A diretoria alvinegra encaminhou o empréstimo do jogador ao clube europeu onde ele viveu o auge da carreira, em uma manobra pragmática para tentar recuperar o valor de mercado do atleta, que despencou após passagens apagadas pelo Rio de Janeiro e pelos Estados Unidos.
A operação foi desenhada para estancar a desvalorização do ativo. O empréstimo terá validade inicial de seis meses (até o meio de 2026), com opção de compra fixada e possibilidade de renovação do vínculo temporário por mais uma temporada. A decisão de interromper a passagem pela MLS — onde Rwan não marcou nenhum gol em 12 jogos — foi tomada em conjunto, visando recolocar o centroavante em um ambiente onde ele tem confiança e histórico positivo, longe da pressão da torcida botafoguense e da adaptação difícil ao futebol norte-americano.
O Abismo dos Números: Por que ele volta?
A decisão de mandá-lo para a Bulgária é puramente baseada em dados. O contraste entre o Rwan do Ludogorets e o Rwan pós-venda é gritante.

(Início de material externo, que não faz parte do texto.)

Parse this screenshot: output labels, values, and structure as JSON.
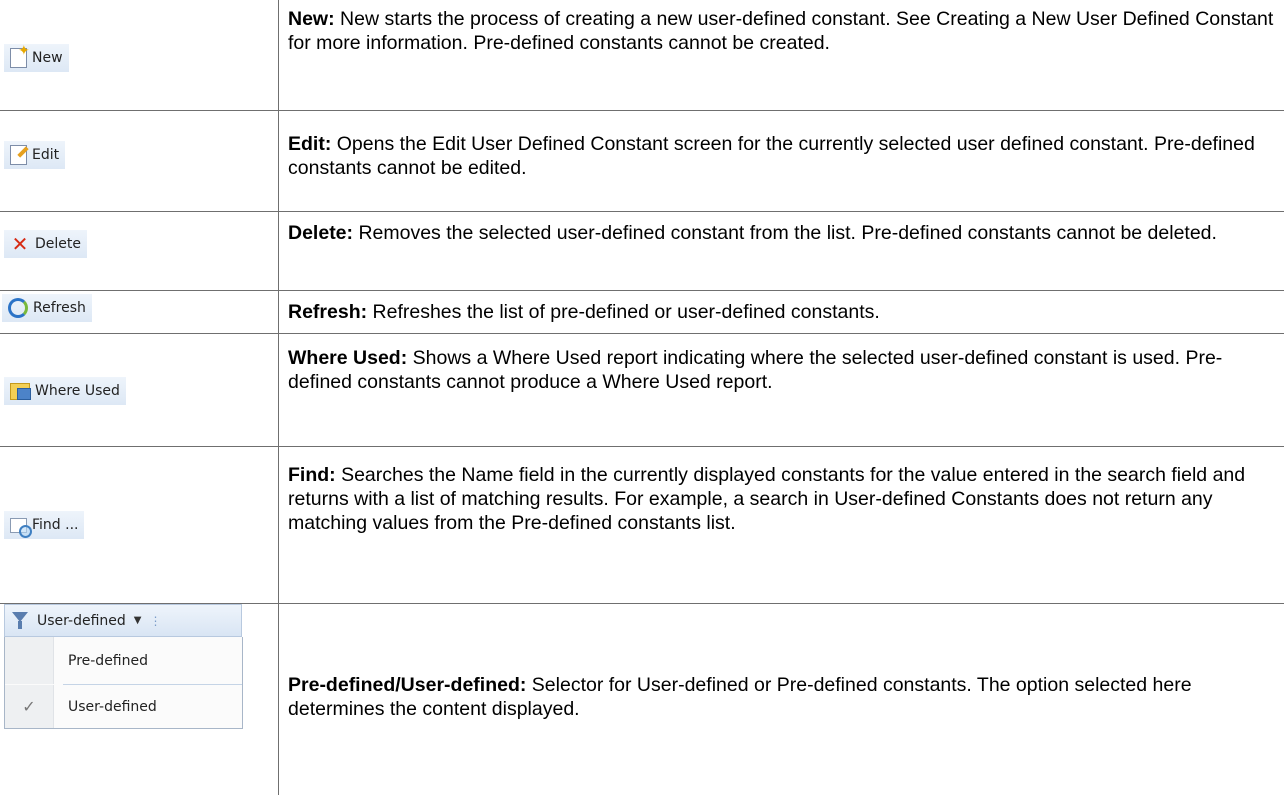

- No Ludogorets (1ª passagem): 82 jogos, 28 gols e 12 assistências. Era referência técnica.
- No Botafogo: 14 jogos e apenas 2 gols. Nunca se firmou.
- No Real Salt Lake (MLS): 12 jogos, 0 gols e 1 assistência. Passagem nula. Ao devolvê-lo ao habitat onde funcionou, o Botafogo aposta que a “memória muscular” e o status de ídolo local farão os gols voltarem, reaquecendo o interesse do mercado europeu pelo jogador.
O Peso da Etiqueta de € 8 Milhões
O problema de Rwan no Botafogo nunca foi apenas técnico, foi financeiro. Quando John Textor assinou o cheque de R$ 48,3 milhões e deu um contrato até o fim de 2028, a expectativa era de retorno imediato. Como isso não aconteceu, o jogador virou alvo fácil da arquibancada. A ida para a MLS foi a primeira tentativa de “oxigenar” a relação, mas falhou.
Agora, o retorno ao Ludogorets é a cartada de segurança. O Botafogo sabe que dificilmente recuperará os € 8 milhões integralmente agora, mas precisa que Rwan jogue e faça gols para que ele não se torne um “ativo tóxico” na folha salarial pelos próximos dois anos.
Futuro no Botafogo? Improvável
Com esse movimento, o Botafogo sinaliza que Rwan está fora dos planos esportivos para 2026. O elenco de Artur Jorge já se reorganizou com outras peças ofensivas e a prioridade é competir em alto nível na Libertadores.
Rwan entra na prateleira de “jogadores para fazer caixa”. Se ele for bem na Bulgária e o Ludogorets (ou outro time) exercer a opção de compra, o Botafogo considerará a missão cumprida, mesmo que tenha que assumir algum prejuízo contábil em relação ao valor de compra original.